Just lentils, rice and tea without milk. Meals are increasingly meager for Sandamali Purnima, a Sri Lankan salon employee, her taxi-driver husband and their four young children. With cooking gas hard to find and the electricity cut, she cooks this basic fare outdoors over wood-fed flames.
A staircase in their suburban home leads to an unfinished second floor, concrete prices too high to continue.
“Building a house is hard,” Ms. Purnima said. “But eating is even harder.”
An economic crisis is disrupting life across Sri Lanka, an island nation off India’s southern coast that only recently had been outperforming its neighbors.
In less than a decade, Sri Lanka recovered from the ravages of a civil war that ended in 2009, soaring to the status of an upper-middle-income nation. It built a tourism-based economy that brought billions of dollars, many jobs and middle class comforts: high-end eateries and cafes, imported Jeeps and Audis, and upscale malls.
Now, Sri Lankans just want the lights to stay on.
The country’s enormous debt load, the pandemic and, most recently, the war in Europe have brought it to its knees.
The central bank is printing rupees and hoarding dollars, sending inflation to a record high of 17.5 percent in February.
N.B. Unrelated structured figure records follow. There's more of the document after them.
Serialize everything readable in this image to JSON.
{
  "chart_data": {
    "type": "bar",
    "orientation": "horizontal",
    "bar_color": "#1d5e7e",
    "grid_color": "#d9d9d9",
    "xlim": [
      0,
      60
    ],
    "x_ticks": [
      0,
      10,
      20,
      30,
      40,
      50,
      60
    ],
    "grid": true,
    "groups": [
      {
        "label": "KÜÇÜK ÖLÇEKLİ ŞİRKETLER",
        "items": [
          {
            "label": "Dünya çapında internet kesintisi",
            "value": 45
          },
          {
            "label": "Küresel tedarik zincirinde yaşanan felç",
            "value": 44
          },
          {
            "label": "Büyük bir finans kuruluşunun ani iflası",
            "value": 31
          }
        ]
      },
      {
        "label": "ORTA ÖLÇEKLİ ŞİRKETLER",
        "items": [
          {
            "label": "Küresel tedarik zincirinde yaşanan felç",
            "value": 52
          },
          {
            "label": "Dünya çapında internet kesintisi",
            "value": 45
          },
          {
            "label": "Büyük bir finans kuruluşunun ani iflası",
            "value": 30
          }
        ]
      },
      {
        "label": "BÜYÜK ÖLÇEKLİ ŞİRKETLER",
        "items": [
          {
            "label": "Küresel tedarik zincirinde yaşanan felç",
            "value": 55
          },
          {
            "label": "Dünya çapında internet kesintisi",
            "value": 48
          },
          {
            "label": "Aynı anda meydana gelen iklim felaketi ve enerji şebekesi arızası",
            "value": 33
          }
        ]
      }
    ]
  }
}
The finance minister is begging neighbors for credit lines to buy diesel fuel and milk powder. In a barter arrangement, the central bank is paying for Iranian oil with tea leaves.
For months, the government of President Gotabaya Rajapaksa has rationed power. Sections of the capital, Colombo, go dark suddenly, city streets becoming as inky black as the Indian Ocean beside them.
“We’ve really hit rock bottom,” said Paikiasothy Saravanamuttu, the founder and executive director of the Colombo-based Center for Policy Alternatives.
Then he paused, and conceded that many believe the situation could get even worse. “The question on everyone’s mind is: When is this going to absolutely crash?”
When Mr. Rajapaksa won elections in 2019, just months after Easter Sunday terrorist attacks that killed more than 250 people on the island, he had campaigned on a platform of restoring security to the nation, relying in part on his reputation as a brutal defense secretary who had helped bring Sri Lanka’s long civil war to a close.